After Russia joined the “Grand Alliance,” President Roosevelt worried that Stalin might bolt and do his own deal with Hitler. On 9 February 1943 Eden showed Churchill and Maisky an exchange of messages after FDR offered send 100 bombers to Vladivostok. Stalin had sarcastically replied: Where they were needed was on the German front. Churchill, whom many consider the pig-headed third of the alliance, played the diplomat: “Roosevelt was enraged by Stalin’s message and wanted to send an abusive reply. But I managed to talk him out of it. I told him: listen, who is really fighting today? Stalin alone!…If Stalin came to Casablanca, the first thing he would have asked [Eden] and me would have been: ‘How many Germans did you kill in 1942? And how many do you intend to kill in 1943?’ And what would the two of us have been able to say? We ourselves are not sure what we are going to do in 1943.”
Much second front controversy, and the long-postponed Operation Overlord (invasion of France) surrounds the interesting things Maisky has Churchill saying. On 9 February 1943 the PM exclaimed: “Right now the Americans have only one division here! They have sent nothing since November.” How many more were coming? Maisky asked. Churchill: “I wish I knew. When I was in Moscow, I proceeded from the assumption that by spring 1943 the Americans would have dispatched twenty-seven divisions to England, just as they had promised….Now [they] promise to send only four or five divisions by August.” When Maisky asked what would happen if the Americans did not deliver the promised divisions, Churchill replied: “I’ll carry out this operation whatever happens.”
Maisky and Churchill
In his Australian interview Gorodetsky drew an odd conclusion. One of Maisky’s faults, he said, was his admiration of Churchill: “He failed to see that Churchill had different objectives than defeating the Nazis.” His object to preserve the British Empire caused him to flirt over-long with Mediterranean strategies that delayed the invasion of France. Launched earlier, it “could have prevented the Cold War.” Given the postwar bankruptcy of Britain and the Empire, which Churchill had sacrificed in his single-minded determination to defeat Hitler, this is debatable. The invasion was postponed for sound military reasons.
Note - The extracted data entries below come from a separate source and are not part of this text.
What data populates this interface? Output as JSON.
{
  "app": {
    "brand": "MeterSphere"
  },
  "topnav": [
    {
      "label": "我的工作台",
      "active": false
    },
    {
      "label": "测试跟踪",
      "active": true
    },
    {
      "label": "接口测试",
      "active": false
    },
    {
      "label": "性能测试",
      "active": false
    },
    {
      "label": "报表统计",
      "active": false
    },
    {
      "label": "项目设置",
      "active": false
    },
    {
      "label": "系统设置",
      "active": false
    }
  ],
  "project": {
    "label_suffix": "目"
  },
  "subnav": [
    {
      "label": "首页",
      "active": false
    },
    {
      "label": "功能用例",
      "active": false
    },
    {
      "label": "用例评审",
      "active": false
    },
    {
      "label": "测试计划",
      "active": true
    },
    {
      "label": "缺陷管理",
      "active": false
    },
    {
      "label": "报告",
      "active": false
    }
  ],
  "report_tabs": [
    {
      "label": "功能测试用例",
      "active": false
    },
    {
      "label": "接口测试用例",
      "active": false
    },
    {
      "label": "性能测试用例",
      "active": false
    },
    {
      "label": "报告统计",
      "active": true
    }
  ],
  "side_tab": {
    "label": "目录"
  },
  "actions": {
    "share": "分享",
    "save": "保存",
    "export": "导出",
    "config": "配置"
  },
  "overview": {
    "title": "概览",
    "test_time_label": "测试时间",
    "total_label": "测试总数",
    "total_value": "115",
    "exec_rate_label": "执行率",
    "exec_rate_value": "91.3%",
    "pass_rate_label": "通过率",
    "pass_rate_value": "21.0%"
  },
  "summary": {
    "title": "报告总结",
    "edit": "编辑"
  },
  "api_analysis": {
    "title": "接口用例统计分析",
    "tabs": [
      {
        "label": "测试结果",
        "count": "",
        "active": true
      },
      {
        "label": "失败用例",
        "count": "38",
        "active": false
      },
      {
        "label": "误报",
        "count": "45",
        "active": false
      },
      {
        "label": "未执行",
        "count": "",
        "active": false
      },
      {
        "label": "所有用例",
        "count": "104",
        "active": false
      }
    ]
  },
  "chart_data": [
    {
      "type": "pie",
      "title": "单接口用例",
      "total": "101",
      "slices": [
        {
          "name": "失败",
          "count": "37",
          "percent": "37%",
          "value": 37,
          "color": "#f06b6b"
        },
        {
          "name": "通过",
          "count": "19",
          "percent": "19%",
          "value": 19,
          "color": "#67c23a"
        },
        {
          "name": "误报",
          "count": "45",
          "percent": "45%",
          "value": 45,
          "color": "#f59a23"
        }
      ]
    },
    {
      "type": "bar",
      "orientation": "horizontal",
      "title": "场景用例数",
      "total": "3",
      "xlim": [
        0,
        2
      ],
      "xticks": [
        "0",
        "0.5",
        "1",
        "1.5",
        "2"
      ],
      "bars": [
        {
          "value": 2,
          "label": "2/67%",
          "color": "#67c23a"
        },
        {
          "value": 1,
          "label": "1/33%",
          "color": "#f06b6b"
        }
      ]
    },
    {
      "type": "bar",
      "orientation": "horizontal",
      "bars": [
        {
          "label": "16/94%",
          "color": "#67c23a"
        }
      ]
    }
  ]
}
But this is a side issue, which does not detract from the brilliance and importance of this book.
The greatest sin of modern statesman, Maisky ruminated in 1936. “is vacillation and ambiguity of thought and action. This is the weakness which before long may land us into war” (67). His words can still be applied to certain modern statesmen.
Was Maisky really a committed communist? It doesn’t seem so from these pages. He did write, at least for the record, that state socialism was on the rise. But even Eden believed that. In 1938 Eden told him the capitalist system had had its day. Maisky told Anthony Eden, “…the USSR represents the rising sun, and the USA the setting sun, a fact which does not exclude the possibility of the relatively lengthy continued existence of the USA as a mighty capitalist power.” Eden asked where the British fit in. Maisky: “You, as always, are trying to find a middle course of compromise between two extremes. Will you find it? I don’t know. That is your concern” (497). He was wrong about the rising sun—and, we trust, about the setting sun.
Maisky was fortunate. Though recalled from London in mid-1943 and retired in 1945, he did not suffer the fate of so many Soviet diplomats. He arrested in 1953, and Stalin’s death may have saved his life. He was released from prison in 1955, and died in 1975 aged 91. He wrote five volumes of memoirs, discreet and judicious, of course. Now thanks to Gabriel Gorodetsky he gets full vindication: his every thought is revealed. Serious scholars of World War II will find this book hard to put down.